In this blog post
In Google’s latest annual developer conference, Google I/O, CEO Sundar Pichai announced their latest breakthrough called “Language Model for Dialogue Applications” or LaMDA. LaMDA is a language AI technology that can chat about any topic. That’s something that even a normal chatbot can do, then what makes LaMDA special?
Modern conversational agents or chatbots follow a narrow pre-defined conversational path, while LaMDA can engage in a free-flowing open-ended conversation just like humans. Google plans to integrate this new technology with their search engine as well as other software like voice assistant, workplace, gmail, etc. so that people can retrieve any kind of information, in any format (text, visual or audio), from Google’s suite of products. LaMDA is an example of what is known as a Large Language Model (LLM).
Introduction and Capabilities
What is a language model (LM)? A language model is a statistical and probabilistic tool which determines the probability of a given sequence of words occurring in a sentence. Simply put, it is a tool which is trained to predict the next word in a sentence. It works like how a text message autocomplete works. Where weather models predict the 7-day forecast, language models try to find patterns in the human language, one of computer science’s most difficult puzzles as languages are ever-changing and adaptable.
A language model is called a large language model when it is trained on enormous amount of data. Some of the other examples of LLMs are Google’s BERT and OpenAI’s GPT-2 and GPT-3. GPT-3 is the largest language model known at the time with 175 billion parameters trained on 570 gigabytes of text. These models have capabilities ranging from writing a simple essay to generating complex computer codes – all with limited to no supervision.
Limitations and Impact on Society
As exciting as this technology may sound, it has some alarming shortcomings.
1. Biasness: Studies have shown that these models are embedded with racist, sexist, and discriminatory ideas. These models can also encourage people for genocide, self-harm, and child sexual abuse. Google is already using an LLM for its search engine which is rooted in biasness. Since Google is not only used as a primary knowledge base for general people but also provides an information infrastructure for various universities and institutions, such a biased result set can have very harmful consequences.

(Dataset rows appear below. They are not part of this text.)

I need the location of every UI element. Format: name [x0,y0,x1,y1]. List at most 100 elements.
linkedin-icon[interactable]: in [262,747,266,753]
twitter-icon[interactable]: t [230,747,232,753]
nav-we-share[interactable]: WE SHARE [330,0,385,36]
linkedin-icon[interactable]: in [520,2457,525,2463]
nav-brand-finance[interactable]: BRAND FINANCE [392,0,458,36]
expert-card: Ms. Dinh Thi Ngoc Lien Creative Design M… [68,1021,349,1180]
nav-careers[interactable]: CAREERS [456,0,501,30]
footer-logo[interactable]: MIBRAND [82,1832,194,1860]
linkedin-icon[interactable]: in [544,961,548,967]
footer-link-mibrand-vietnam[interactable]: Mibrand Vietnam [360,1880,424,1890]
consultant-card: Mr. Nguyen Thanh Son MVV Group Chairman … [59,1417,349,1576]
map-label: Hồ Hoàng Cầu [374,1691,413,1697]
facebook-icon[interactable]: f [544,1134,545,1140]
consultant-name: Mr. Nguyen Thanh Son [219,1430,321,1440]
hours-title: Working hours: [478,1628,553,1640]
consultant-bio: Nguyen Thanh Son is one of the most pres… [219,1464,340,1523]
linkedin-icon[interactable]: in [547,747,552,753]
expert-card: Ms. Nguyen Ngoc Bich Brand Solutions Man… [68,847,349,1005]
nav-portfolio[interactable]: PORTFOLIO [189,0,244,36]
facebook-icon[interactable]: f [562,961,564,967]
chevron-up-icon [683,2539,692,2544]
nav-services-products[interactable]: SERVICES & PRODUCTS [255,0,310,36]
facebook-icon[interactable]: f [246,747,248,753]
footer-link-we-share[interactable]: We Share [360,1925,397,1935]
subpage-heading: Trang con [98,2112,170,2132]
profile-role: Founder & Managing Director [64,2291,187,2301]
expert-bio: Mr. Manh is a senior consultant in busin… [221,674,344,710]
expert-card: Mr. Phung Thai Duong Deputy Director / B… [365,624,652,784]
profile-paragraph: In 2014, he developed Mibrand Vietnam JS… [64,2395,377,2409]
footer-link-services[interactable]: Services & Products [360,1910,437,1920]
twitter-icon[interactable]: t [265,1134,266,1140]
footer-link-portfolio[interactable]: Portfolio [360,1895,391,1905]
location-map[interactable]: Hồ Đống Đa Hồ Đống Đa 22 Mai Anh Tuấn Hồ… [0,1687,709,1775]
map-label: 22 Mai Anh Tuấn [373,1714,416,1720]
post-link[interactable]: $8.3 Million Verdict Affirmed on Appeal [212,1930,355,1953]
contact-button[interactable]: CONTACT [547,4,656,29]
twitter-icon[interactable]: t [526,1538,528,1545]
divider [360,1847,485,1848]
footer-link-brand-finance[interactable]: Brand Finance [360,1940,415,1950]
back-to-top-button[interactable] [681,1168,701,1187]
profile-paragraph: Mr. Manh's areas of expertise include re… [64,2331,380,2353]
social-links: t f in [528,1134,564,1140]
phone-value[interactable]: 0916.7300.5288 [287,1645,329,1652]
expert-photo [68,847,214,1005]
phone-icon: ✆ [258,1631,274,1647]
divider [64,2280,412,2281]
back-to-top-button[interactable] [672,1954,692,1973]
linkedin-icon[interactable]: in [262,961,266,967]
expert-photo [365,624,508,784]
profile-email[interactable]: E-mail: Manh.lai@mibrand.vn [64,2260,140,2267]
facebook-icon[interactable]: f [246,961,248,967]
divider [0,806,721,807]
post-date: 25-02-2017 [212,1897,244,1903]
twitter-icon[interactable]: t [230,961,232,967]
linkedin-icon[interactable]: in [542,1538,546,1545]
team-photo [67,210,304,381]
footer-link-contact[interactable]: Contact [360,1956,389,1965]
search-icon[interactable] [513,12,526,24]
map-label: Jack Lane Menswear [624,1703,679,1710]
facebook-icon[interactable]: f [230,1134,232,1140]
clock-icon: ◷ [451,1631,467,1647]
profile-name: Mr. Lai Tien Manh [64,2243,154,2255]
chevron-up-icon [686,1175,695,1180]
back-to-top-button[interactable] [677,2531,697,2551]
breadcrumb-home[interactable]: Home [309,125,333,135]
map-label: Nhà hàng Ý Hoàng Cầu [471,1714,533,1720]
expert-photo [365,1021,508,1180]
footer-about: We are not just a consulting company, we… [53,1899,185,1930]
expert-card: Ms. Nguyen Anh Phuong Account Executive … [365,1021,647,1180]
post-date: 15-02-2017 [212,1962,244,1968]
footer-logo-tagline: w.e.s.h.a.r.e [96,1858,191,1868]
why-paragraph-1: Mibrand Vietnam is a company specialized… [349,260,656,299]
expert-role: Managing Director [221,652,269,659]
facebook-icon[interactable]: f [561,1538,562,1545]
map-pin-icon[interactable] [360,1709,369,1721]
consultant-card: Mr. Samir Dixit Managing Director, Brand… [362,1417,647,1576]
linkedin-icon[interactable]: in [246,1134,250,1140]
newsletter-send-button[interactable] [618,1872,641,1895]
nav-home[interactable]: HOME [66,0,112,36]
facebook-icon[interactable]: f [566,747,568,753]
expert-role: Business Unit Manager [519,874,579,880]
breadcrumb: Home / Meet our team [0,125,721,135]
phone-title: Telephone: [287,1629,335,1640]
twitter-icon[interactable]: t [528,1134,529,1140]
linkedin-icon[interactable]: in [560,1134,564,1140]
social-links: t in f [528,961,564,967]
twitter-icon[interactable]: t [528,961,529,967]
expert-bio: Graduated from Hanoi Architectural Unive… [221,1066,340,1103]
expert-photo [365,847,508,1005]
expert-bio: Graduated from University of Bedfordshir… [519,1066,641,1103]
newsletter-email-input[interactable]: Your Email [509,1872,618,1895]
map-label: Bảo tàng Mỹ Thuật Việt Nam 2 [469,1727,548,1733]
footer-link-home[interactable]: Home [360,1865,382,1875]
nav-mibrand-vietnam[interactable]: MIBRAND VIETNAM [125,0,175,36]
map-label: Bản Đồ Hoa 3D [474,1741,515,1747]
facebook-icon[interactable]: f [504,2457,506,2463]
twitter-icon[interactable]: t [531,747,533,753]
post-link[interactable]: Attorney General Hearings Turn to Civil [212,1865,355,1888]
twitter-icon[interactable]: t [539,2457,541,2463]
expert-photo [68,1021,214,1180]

2. Environmental impact: LLMs also have an outsize impact on the environment as these emit shockingly high carbon dioxide – equivalent to nearly five times the lifetime emissions of an average car including manufacturing of the car.
3. Misinformation: Experts have also warned about the mass production of misinformation through these models as because of the model’s fluency, people can confuse into thinking that humans have produced the output. Some models have also excelled at writing convincing fake news articles.
4. Mishandling negative data: The world speaks different languages that are not prioritized by the Silicon Valley. These languages are unaccounted for in the mainstream language technologies and hence, these communities are affected the most. When a platform uses an LLM which is not capable of handling these languages to automate its content moderation, the model struggles to control the misinformation. During extraordinary situations, like a riot, the amount of unfavorable data coming in is huge, and this ends up creating a hostile digital environment. The problem does not end here. When the fake news, hate speech and all such negative text is not filtered, it is used as a training data for next generation of LLMs. These toxic linguistic patterns then parrot back on the internet.
Further Research for Better Models
Despite all these challenges, very little research is being done to understand how this technology can affect us or how better LLMs can be designed. In fact, the few big companies that have the required resources to train and maintain LLMs refuse or show no interest in investigating them. But it’s not just Google that is planning to use this technology. Facebook has developed its own LLMs for translation and content moderation while Microsoft has exclusively licensed GPT-3. Many startups have also started creating products and services based on these models.
While the big tech giants are trying to create private and mostly inaccessible models that cannot be used for research, a New York-based startup, called Hugging Face, is leading a research workshop to build an open-source LLM that will serve as a shared resource for the scientific community and can be used to learn more about the capabilities and limitations of these models. This one-year-long research (from May 2021 to May 2022) called the ‘Summer of Language Models 21’ (in short ‘BigScience’) has more than 500 researchers from around the world working together on a volunteer basis.
The collaborative is divided into multiple working groups, each investigating different aspects of model development. One of the groups will work on calculating the model’s environmental impact, while another will focus on responsible ways of sourcing the training data, free from toxic language. One working group is dedicated to the model’s multilingual character including minority language coverage. To start with, the team has selected eight language families which include English, Chinese, Arabic, Indic (including Hindi and Urdu), and Bantu (including Swahili).
Hopefully, the BigScience Project will help produce better tools and practices for building and deploying LLMs responsibly. The enthusiasm around these large language models cannot be curbed but it can surely be nudged in a direction that has lesser shortcomings. Soon enough, all our digital communications—be it emails, search results, or social media posts —will be filtered using LLMs. These large language models are the next frontier for artificial intelligence.